Audio version of the article
Feature stores manage data pipelines that transform raw data to feature values.
According to a Gartner study, 85 percent of AI projects will flatline by 2022. Even the most diligent machine learning models may not meet expectations when deployed in an enterprise setting, mainly due to two reasons — inadequate data infrastructure and talent scarcity.
In the machine learning pipeline, search for appropriate data and dataset preparation are among the most time-consuming processes. A data scientist spends around 80 percent of his/her time in managing and preparing data for analysis. The demand-supply gap for qualified data scientists is another pressing challenge.
Enter, feature store.
What Are Feature Stores?
A feature store allows features (measure pieces of data) to be registered, discovered, and used for the machine learning pipelines and online applications for model inferencing. They can store large volumes of feature data and provide low latency access to features for online applications. A feature store automates the input, tracks, and governs data into machine learning models. Enterprise AI can benefit immensely from such a centralised and reproducible framework to manage machine learning models.

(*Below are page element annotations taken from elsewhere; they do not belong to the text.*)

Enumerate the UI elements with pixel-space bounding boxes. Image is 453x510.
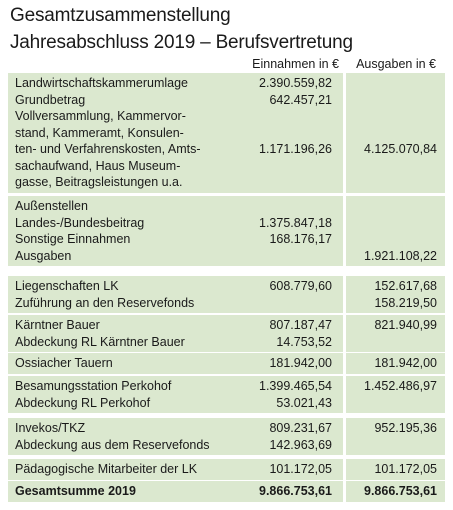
- page-title: Gesamtzusammenstellung: [10, 5, 231, 26]
- income-value: 807.187,47: [269, 318, 332, 332]
- row-label: Grundbetrag: [15, 92, 86, 107]
- table-row: sachaufwand, Haus Museum-: [8, 158, 445, 174]
- column-header-expense: Ausgaben in €: [356, 57, 436, 71]
- table-group: Kärntner Bauer 807.187,47 821.940,99 Abdeck…: [8, 315, 445, 352]
- table-group: Besamungsstation Perkohof 1.399.465,54 1.4…: [8, 376, 445, 413]
- expense-value: 152.617,68: [374, 279, 437, 293]
- expense-value: 181.942,00: [374, 356, 437, 370]
- expense-value: 4.125.070,84: [364, 142, 437, 156]
- table-row: Abdeckung aus dem Reservefonds 142.963,69: [8, 437, 445, 453]
- column-divider: [343, 73, 346, 503]
- table-row: Abdeckung RL Perkohof 53.021,43: [8, 395, 445, 411]
- table-row: Landwirtschaftskammerumlage 2.390.559,82: [8, 75, 445, 91]
- table-group: Liegenschaften LK 608.779,60 152.617,68 Zuf…: [8, 276, 445, 313]
- income-value: 53.021,43: [276, 395, 332, 410]
- table-row: stand, Kammeramt, Konsulen-: [8, 125, 445, 141]
- table-group: Invekos/TKZ 809.231,67 952.195,36 Abdeckung…: [8, 418, 445, 455]
- table-group: Landwirtschaftskammerumlage 2.390.559,82 G…: [8, 73, 445, 193]
- row-label: Zuführung an den Reservefonds: [15, 295, 195, 310]
- expense-value: 158.219,50: [374, 295, 437, 310]
- row-label: Besamungsstation Perkohof: [15, 379, 172, 393]
- expense-value: 821.940,99: [374, 318, 437, 332]
- row-label: Landes-/Bundesbeitrag: [15, 215, 145, 230]
- income-value: 642.457,21: [269, 92, 332, 107]
- table-row: Abdeckung RL Kärntner Bauer 14.753,52: [8, 334, 445, 350]
- row-label: stand, Kammeramt, Konsulen-: [15, 125, 184, 140]
- table-row: Außenstellen: [8, 198, 445, 214]
- table-row: Liegenschaften LK 608.779,60 152.617,68: [8, 278, 445, 294]
- table-row: Ossiacher Tauern 181.942,00 181.942,00: [8, 355, 445, 371]
- table-row: Ausgaben 1.921.108,22: [8, 248, 445, 264]
- row-label: Abdeckung aus dem Reservefonds: [15, 437, 210, 452]
- income-value: 142.963,69: [269, 437, 332, 452]
- expense-value: 101.172,05: [374, 462, 437, 476]
- table-row: gasse, Beitragsleistungen u.a.: [8, 174, 445, 190]
- income-value: 181.942,00: [269, 356, 332, 370]
- table-row: Grundbetrag 642.457,21: [8, 92, 445, 108]
- table-row: Invekos/TKZ 809.231,67 952.195,36: [8, 420, 445, 436]
- table-group: Außenstellen Landes-/Bundesbeitrag 1.375.8…: [8, 196, 445, 266]
- row-label: Pädagogische Mitarbeiter der LK: [15, 462, 198, 476]
- row-label: Abdeckung RL Perkohof: [15, 395, 151, 410]
- row-label: Kärntner Bauer: [15, 318, 100, 332]
- income-value: 9.866.753,61: [259, 484, 332, 498]
- row-label: Sonstige Einnahmen: [15, 232, 131, 246]
- table-row: Zuführung an den Reservefonds 158.219,50: [8, 295, 445, 311]
- income-value: 1.375.847,18: [259, 215, 332, 230]
- row-label: Liegenschaften LK: [15, 279, 119, 293]
- row-label: ten- und Verfahrenskosten, Amts-: [15, 142, 201, 156]
- total-row: Gesamtsumme 2019 9.866.753,61 9.866.753,61: [8, 483, 445, 499]
- expense-value: 1.921.108,22: [364, 248, 437, 263]
- table-total-group: Gesamtsumme 2019 9.866.753,61 9.866.753,61: [8, 481, 445, 502]
- expense-value: 952.195,36: [374, 421, 437, 435]
- table-row: Kärntner Bauer 807.187,47 821.940,99: [8, 317, 445, 333]
- row-label: Landwirtschaftskammerumlage: [15, 76, 188, 90]
- table-row: Sonstige Einnahmen 168.176,17: [8, 231, 445, 247]
- table-row: Besamungsstation Perkohof 1.399.465,54 1.4…: [8, 378, 445, 394]
- table-row: Pädagogische Mitarbeiter der LK 101.172,0…: [8, 461, 445, 477]
- table-row: Landes-/Bundesbeitrag 1.375.847,18: [8, 215, 445, 231]
- row-label: Ausgaben: [15, 248, 72, 263]
- column-header-income: Einnahmen in €: [252, 57, 339, 71]
- income-value: 1.171.196,26: [259, 142, 332, 156]
- row-label: sachaufwand, Haus Museum-: [15, 158, 181, 173]
- income-value: 168.176,17: [269, 232, 332, 246]
- row-label: Gesamtsumme 2019: [15, 484, 136, 498]
- income-value: 2.390.559,82: [259, 76, 332, 90]
- table-row: Vollversammlung, Kammervor-: [8, 108, 445, 124]
- income-value: 1.399.465,54: [259, 379, 332, 393]
- row-label: Vollversammlung, Kammervor-: [15, 109, 186, 123]
- income-value: 608.779,60: [269, 279, 332, 293]
- table-group: Ossiacher Tauern 181.942,00 181.942,00: [8, 353, 445, 374]
- page-subtitle: Jahresabschluss 2019 – Berufsvertretung: [10, 32, 353, 53]
- table-row: ten- und Verfahrenskosten, Amts- 1.171.19…: [8, 141, 445, 157]
- table-group: Pädagogische Mitarbeiter der LK 101.172,0…: [8, 459, 445, 480]
- row-label: gasse, Beitragsleistungen u.a.: [15, 175, 183, 189]
- income-value: 101.172,05: [269, 462, 332, 476]
- row-label: Außenstellen: [15, 199, 88, 213]
- expense-value: 9.866.753,61: [364, 484, 437, 498]
- row-label: Ossiacher Tauern: [15, 356, 113, 370]
- income-value: 14.753,52: [276, 334, 332, 349]
- row-label: Abdeckung RL Kärntner Bauer: [15, 334, 185, 349]
- income-value: 809.231,67: [269, 421, 332, 435]
- row-label: Invekos/TKZ: [15, 421, 86, 435]
- expense-value: 1.452.486,97: [364, 379, 437, 393]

In 2017, Uber changed the game with the introduction of Michelangelo, an ML platform for data management. Michelangelo offered a feature store. In 2019, Feast project, in collaboration with Google Cloud, announced a feature store.
The latest to join the bandwagon is Amazon’s AWS SageMaker Feature Store — a fully managed and purpose-built repository. Airbnb, Twitter, Facebook, and Netflix are other major players with feature stores.
Feature stores (by taking up the most mundane yet time-intensive data tasks) allow data scientists to focus on essential tasks such as model building and experimentation rather than spending time on cleaning and managing data.